After leaving high school in Saskatoon, Mitchell enrolled at the
Alberta College of Art in Calgary in 1963 with the goal of becoming a
commercial artist. (Her parents' home in Saskatoon still contains boxes
of Mitchell's early artwork. Hebert considers those boxes buried
treasure he would like to mine for next year's exhibition).
But instead of pursuing a career in art, Mitchell turned to her other
love, music. As well, she had two marriages, various relationships --
one of which resulted in a daughter given up for adoption in 1965 --
and she has won every award going, from Grammys to the Governor
General's Performing Arts Award for lifetime achievement.
As Mitchell began cranking out the albums and hit songs, she was doing
art behind the scenes, initially sketching friends and events to
compile what she calls "a visual diary" of her life. By the 1970s, she
was concentrating on oils.
"Painting has been a passion and a compulsion for me for as long as I
can remember," Mitchell wrote in a catalogue accompanying an exhibition
called Eclection held in 1988 at Tokyo's Parco Gallery.
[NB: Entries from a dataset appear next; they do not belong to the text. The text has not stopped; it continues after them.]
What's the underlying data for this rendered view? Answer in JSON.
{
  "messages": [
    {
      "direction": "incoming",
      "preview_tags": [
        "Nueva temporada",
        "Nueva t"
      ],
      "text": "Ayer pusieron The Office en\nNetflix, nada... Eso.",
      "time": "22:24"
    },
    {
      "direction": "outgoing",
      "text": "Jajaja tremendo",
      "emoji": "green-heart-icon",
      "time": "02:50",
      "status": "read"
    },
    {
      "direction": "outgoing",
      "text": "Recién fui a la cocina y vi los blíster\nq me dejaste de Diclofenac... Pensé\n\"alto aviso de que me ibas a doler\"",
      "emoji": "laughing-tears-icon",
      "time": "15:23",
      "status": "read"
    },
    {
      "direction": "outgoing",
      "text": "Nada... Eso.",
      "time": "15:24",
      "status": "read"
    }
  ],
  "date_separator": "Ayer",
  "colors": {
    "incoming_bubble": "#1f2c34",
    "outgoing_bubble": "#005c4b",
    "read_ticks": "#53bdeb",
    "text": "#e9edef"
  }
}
Most of her work is representational, including many prairie
landscapes. Some of her brushstrokes have a definite Van Gogh
influence. Other works bear the mark of American expressionism.
The style and content of Mitchell's work has followed the ebb and flow
of her life. A move, for example, into a modern seaside house, Mitchell
claims, coincided with an increased tendency towards abstraction in her
painting and increased jazz tones (the musical equivalent of
abstraction) in her music.
"Her canvases are lush in colour; very autobiographical," says Hebert.
"She considers herself a Canadian Prairie regional artist."
But is her art good? Or is it just celebrity art, prized simply for the
creator rather than the content?
"I think it's very strong work," says Hebert. "She certainly has a
wonderful colour sense and I think it's stand-alone work for sure."
Hebert's view is shared by others in the art world.
James Corcoran, of the James Corcoran Gallery in Los Angeles, staged
Mitchell's first show in 1986. "It was a benefit for the Museum of
Contemporary Art and it was one of the most successful shows that the
gallery has had."
Michiko Suzuki, the producer of the Parco exhibition, saw Mitchell
perform in 1979 and was mesmerized. Suddenly, in Suzuki's eyes,
Mitchell was transformed from a "talented singer-songwriter who paints
nicely" into a major artist in all senses of the word.
"I was captivated by her performance more and more and finally, I could
not separate her painting from her song," says Suzuki, who quickly
arranged a meeting with Mitchell and began planning an exhibition,
which only came nine years later.
Hebert wants the Saskatoon show to stress the links between Mitchell's
art and her music. Music will be part of the exhibition, with visitors
strolling about, possibly with portable disc players and headphones,
hearing tunes related to specific paintings.
The travelling exhibition of Mitchell's paintings will be just one
method of exposing her work. It will be accompanied by a book, being
prepared by Hebert, that will be designed "to have a life beyond the
exhibition."
As well, Mitchell has signed a three-book deal with Random House of
Canada.
One book, which was published last year by a Random imprint, covers her
songs. It was called The Complete Poems and Lyrics of Joni Mitchell.
Still to come are a book on her art and an autobiography. Titles and
publication dates are uncertain.
Since learning more about Mitchell and seeing her in action in
Saskatoon, Hebert has decided to add another element to the exhibition:
The abiding connection of the big star to her hometown.
"She's so gracious and totally interested in what goes on here."
While being swarmed in The Roasterie, Mitchell will chat with folks
about what part of town they live in, what high school they attended
and what is happening now in their lives.
"I think we can build another layer into this project in terms of her
connection to the place, this person who is like an icon who
steadfastly maintains this really strong connection to Saskatoon and
the Prairies.
"She's totally taken up with the landscape."